I’m not exactly one would call a Patriots fan. Do I hate them? Not really. Do I like them? Depends on the situation. Do I respect them? I’ll just say that I give credit where and when credit is due.

So when camera phone footage of tight end Rob Gronkowski partying mere hours after the Pats lost Super Bowl XLVI was splattered all over the internet, ESPN and the like, my first thought was “ok, that’s odd”. I didn’t throw a fit or get steamed about the amateur video because honestly, I don’t care. Neither should America.

New England Patriots tight end Rob Gronkowski was called out by ESPN analysts for partying just hours after Sunday's Super Bowl loss. Photo by: Angie Six / Flickr

Sure, it was pretty surprising to see Gronk on a dance floor just going to town, probably under the influence of some intoxicating liquids. Even more surprising because he has a bum ankle that limited his play in the Big Game, probably the main reason for the Patriots’ loss.

As such, this game was five days ago and the partying was done the same night. So, why does it keep popping up on SportsCenter, Mike and Mike, The Dan Patrick Show, etc.? Its time to kill this bird with two stones and never let it resonate again.

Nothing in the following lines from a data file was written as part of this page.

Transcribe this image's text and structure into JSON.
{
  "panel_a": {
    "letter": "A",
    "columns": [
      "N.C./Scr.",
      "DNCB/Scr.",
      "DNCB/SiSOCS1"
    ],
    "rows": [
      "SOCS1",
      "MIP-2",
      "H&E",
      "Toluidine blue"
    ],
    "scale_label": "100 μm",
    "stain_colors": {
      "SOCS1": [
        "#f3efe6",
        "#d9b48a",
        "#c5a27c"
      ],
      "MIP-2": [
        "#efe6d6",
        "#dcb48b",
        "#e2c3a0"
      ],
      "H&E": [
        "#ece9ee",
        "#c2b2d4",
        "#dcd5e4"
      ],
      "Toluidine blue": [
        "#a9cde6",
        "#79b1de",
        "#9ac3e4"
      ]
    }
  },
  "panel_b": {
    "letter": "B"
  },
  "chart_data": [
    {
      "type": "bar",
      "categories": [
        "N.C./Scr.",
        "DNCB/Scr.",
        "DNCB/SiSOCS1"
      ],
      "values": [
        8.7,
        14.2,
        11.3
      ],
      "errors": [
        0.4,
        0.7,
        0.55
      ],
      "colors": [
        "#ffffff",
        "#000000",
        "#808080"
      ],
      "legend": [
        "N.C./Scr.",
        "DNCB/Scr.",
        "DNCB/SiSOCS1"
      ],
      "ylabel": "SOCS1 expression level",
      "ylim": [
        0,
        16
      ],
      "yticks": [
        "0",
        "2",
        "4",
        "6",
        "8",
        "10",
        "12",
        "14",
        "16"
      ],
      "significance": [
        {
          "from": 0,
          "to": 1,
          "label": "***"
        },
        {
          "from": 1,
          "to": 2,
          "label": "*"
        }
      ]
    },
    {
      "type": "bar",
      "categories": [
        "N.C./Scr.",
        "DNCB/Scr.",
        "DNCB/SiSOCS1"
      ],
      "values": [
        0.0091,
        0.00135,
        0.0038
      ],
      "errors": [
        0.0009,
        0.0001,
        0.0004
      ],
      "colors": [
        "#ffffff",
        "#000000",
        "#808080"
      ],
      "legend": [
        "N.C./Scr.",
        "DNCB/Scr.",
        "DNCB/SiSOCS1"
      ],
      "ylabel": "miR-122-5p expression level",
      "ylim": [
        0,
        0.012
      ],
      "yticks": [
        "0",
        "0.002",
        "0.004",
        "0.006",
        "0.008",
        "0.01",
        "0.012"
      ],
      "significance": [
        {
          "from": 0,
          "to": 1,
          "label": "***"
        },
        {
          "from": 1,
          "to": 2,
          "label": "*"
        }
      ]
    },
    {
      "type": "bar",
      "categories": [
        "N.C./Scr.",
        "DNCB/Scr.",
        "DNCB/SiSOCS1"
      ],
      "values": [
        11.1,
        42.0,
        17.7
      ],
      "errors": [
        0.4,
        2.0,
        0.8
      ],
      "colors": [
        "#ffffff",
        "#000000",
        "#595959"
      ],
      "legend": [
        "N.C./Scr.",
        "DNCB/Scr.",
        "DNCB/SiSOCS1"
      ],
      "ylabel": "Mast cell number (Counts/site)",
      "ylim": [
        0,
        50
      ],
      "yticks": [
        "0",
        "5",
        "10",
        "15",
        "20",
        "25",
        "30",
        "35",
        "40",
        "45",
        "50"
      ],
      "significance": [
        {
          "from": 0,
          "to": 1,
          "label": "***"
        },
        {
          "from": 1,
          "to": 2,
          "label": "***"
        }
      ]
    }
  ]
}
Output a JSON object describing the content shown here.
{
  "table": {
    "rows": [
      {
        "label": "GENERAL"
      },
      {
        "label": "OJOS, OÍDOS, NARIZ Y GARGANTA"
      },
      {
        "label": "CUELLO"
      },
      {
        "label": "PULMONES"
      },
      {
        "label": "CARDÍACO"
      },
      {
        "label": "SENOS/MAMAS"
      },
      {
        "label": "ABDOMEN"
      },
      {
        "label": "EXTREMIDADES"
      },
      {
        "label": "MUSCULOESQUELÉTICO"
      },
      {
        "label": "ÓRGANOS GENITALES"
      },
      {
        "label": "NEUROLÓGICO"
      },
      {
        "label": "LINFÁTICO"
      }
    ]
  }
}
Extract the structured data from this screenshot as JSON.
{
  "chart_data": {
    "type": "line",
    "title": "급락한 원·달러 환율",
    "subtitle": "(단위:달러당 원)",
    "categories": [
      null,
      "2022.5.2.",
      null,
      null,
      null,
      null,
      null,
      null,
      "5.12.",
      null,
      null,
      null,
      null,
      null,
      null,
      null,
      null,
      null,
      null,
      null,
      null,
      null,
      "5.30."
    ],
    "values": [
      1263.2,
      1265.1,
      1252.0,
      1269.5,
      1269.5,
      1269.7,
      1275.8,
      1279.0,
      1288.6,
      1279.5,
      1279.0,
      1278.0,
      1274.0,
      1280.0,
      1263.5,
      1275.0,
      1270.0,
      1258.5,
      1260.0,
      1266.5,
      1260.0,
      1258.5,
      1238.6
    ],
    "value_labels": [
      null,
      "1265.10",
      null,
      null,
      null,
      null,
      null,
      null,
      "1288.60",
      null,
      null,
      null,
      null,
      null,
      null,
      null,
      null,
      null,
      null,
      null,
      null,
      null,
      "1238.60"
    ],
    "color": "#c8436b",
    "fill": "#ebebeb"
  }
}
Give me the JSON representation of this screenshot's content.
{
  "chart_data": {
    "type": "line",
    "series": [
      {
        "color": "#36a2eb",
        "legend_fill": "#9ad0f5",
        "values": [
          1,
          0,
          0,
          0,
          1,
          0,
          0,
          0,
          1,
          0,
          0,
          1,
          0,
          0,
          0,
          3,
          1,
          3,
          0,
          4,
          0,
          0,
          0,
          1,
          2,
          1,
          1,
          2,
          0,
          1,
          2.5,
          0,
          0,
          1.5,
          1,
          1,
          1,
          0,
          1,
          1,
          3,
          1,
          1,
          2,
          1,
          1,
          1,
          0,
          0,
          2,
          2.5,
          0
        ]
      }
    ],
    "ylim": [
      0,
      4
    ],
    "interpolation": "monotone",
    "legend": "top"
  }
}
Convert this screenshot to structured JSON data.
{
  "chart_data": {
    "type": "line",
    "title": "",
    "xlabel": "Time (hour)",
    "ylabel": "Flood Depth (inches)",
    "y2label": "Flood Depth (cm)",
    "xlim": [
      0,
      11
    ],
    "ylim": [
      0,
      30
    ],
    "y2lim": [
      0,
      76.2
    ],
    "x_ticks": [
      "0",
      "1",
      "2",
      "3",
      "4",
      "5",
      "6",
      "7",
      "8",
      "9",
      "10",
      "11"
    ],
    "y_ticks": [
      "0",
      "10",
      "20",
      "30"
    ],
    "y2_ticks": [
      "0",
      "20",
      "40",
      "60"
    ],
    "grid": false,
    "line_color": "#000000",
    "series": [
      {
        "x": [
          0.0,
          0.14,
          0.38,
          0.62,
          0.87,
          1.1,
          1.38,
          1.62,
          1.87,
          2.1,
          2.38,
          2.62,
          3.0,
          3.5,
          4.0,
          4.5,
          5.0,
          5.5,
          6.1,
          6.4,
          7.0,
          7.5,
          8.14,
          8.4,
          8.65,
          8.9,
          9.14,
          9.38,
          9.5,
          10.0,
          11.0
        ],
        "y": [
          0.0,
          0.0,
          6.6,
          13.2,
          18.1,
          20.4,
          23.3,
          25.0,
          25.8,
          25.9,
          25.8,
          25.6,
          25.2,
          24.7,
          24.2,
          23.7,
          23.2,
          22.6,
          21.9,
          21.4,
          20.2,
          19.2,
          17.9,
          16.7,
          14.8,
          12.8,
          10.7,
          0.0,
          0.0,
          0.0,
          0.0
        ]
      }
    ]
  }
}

The dude should be able to party his ass off with no ramifications. Even though his team lost four or five hours before the game was played, he has a right to do what he wants. If he feels that raging in the club is the best thing to get his mind off what just happened, then who are we to judge him? Especially you, Rodney Harrison, who had this to say on ESPN 1000 in Chicago.

“I guarantee you this, if Willie McGinest, Tedy Bruschi, Larry Izzo, Richard Seymour or myself had been at that party, [Gronkowski] probably would have got his head rung,” said Harrison.

Rodney, just keep doing what you do best — not being able to guard David Tyree and trying to make yourself sound smart on NBC’s pregame show. The NFL, and professional sports for that matter, isn’t what it used to be when older traditions governed the leagues. It is now a youth movement with the byproducts of Generation Y making headway and creating a younger flow of ideas, thoughts and processes, including partying.

Gronkowski and his teammates have five months to fully reflect on what they did wrong and that is plenty of time to make amends and go hard next year. Lets also not forget that Gronk is just a second year pro and still has a youthful exuberance about him. He is a fun-loving individual but is now also one of the more feared tight ends in the NFL, after breaking out this season.

The bottom line is that Gronkowski is well within his rights and should be free from judgment for his actions. He’ll probably come to the realization one way or another about the decision he made and will live with it. But for now, let the kid be.